Post by Ramius » Mon Sep 02, 2013 3:26 pm

Your second option is your strongest in showing a connection between you and a career in the law. The first one may hit home personally, but it bounced around a lot and failed to really demonstrate you as a candidate. The third option could work if you focus much more heavily on your involvement in, and how you brought serious improvement to, that literary magazine. You spend far too much time painting some flowery BS prose about your love of literature that is ultimately unnecessary in describing what should be your focus (you having a lasting and positive impact on that magazine).
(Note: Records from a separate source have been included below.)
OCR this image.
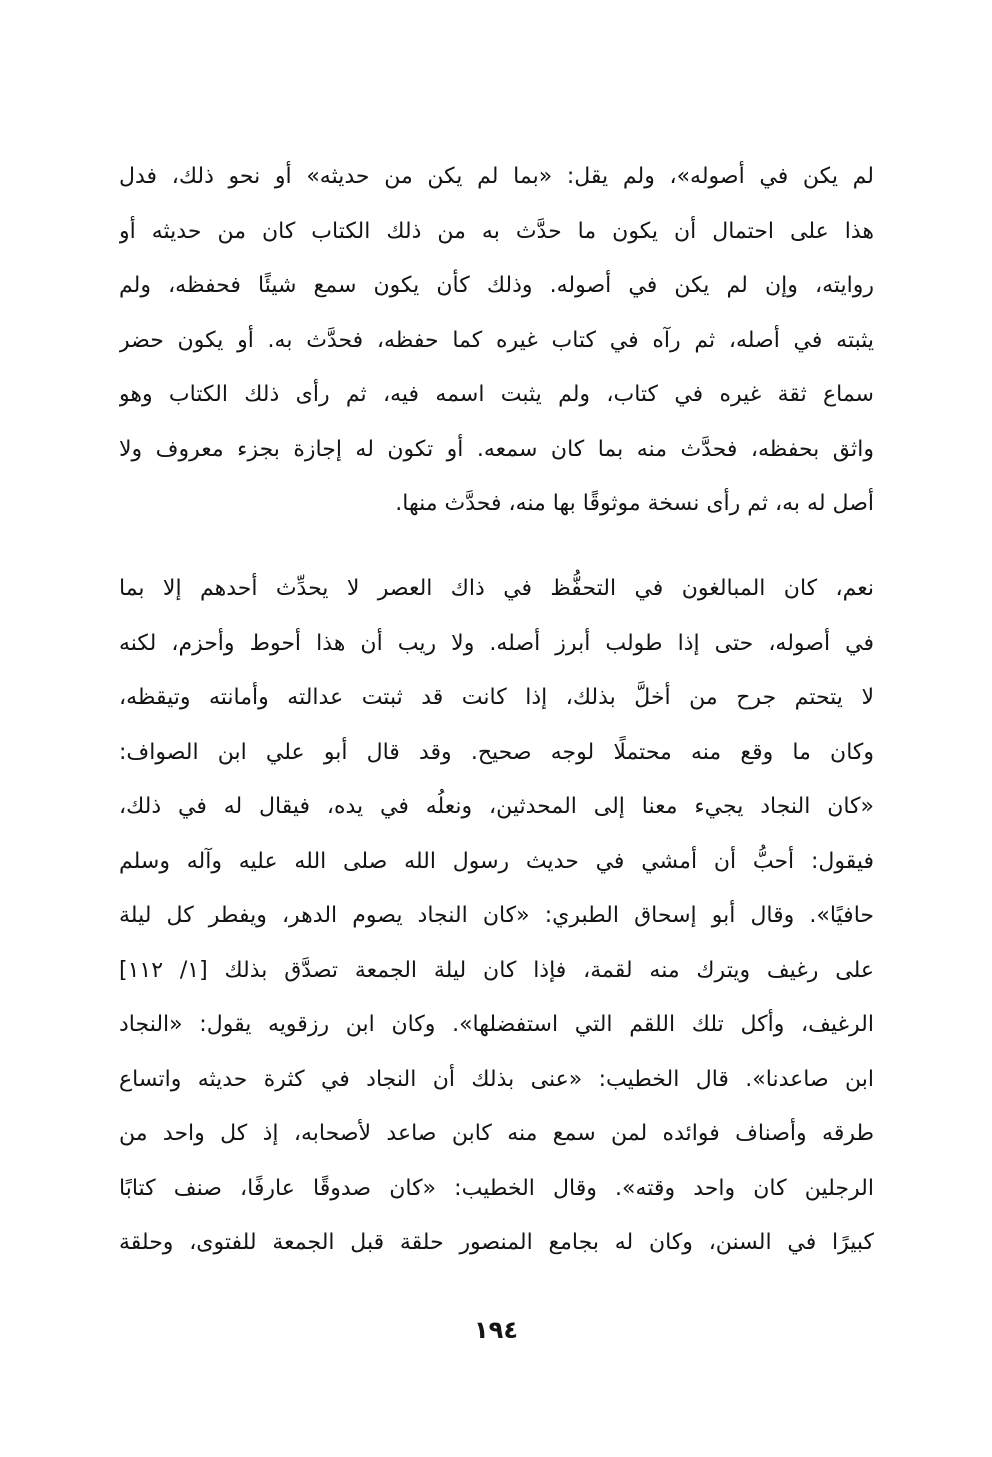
لم يكن في أصوله»، ولم يقل: «بما لم يكن من حديثه» أو نحو ذلك، فدل
هذا على احتمال أن يكون ما حدَّث به من ذلك الكتاب كان من حديثه أو
روايته، وإن لم يكن في أصوله. وذلك كأن يكون سمع شيئًا فحفظه، ولم
يثبته في أصله، ثم رآه في كتاب غيره كما حفظه، فحدَّث به. أو يكون حضر
سماع ثقة غيره في كتاب، ولم يثبت اسمه فيه، ثم رأى ذلك الكتاب وهو
واثق بحفظه، فحدَّث منه بما كان سمعه. أو تكون له إجازة بجزء معروف ولا
أصل له به، ثم رأى نسخة موثوقًا بها منه، فحدَّث منها.
نعم، كان المبالغون في التحفُّظ في ذاك العصر لا يحدِّث أحدهم إلا بما
في أصوله، حتى إذا طولب أبرز أصله. ولا ريب أن هذا أحوط وأحزم، لكنه
لا يتحتم جرح من أخلَّ بذلك، إذا كانت قد ثبتت عدالته وأمانته وتيقظه،
وكان ما وقع منه محتملًا لوجه صحيح. وقد قال أبو علي ابن الصواف:
«كان النجاد يجيء معنا إلى المحدثين، ونعلُه في يده، فيقال له في ذلك،
فيقول: أحبُّ أن أمشي في حديث رسول الله صلى الله عليه وآله وسلم
حافيًا». وقال أبو إسحاق الطبري: «كان النجاد يصوم الدهر، ويفطر كل ليلة
على رغيف ويترك منه لقمة، فإذا كان ليلة الجمعة تصدَّق بذلك [١/ ١١٢]
الرغيف، وأكل تلك اللقم التي استفضلها». وكان ابن رزقويه يقول: «النجاد
ابن صاعدنا». قال الخطيب: «عنى بذلك أن النجاد في كثرة حديثه واتساع
طرقه وأصناف فوائده لمن سمع منه كابن صاعد لأصحابه، إذ كل واحد من
الرجلين كان واحد وقته». وقال الخطيب: «كان صدوقًا عارفًا، صنف كتابًا
كبيرًا في السنن، وكان له بجامع المنصور حلقة قبل الجمعة للفتوى، وحلقة
١٩٤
It's clear you have spent a lot of time writing and you don't lack a distinct voice, but I don't think this is the type of voice you want to use for an admissions essay to law school. Focus on being much more analytical, more focused, more direct. Brevity is your friend in the law school game. You don't need to overstate things, you don't need to paint overly dramatic pictures and you don't need to hyperbolize to get the readers attention. All you need to do is paint a clear, interesting image of yourself as a candidate and give the person reading it reason to believe you bring a strong, thoughtful voice to the classroom and you will bring success to their law school. The second option has the brightest future in doing that, but you have a long way to go in bringing out your image in it and conveying a clear message. Think long and hard about what you want this essay to say (this goes well beyond just finding a theme) and make sure that it says just that. To be honest, I'm not sure what any of these options are really supposed to say about you, which leads me to believe you're not sure of how you want me to see you either.

You have strong writing abilities, now just use them to focus your effort toward a strong, focused voice and a clear image of you as a law school applicant. GL!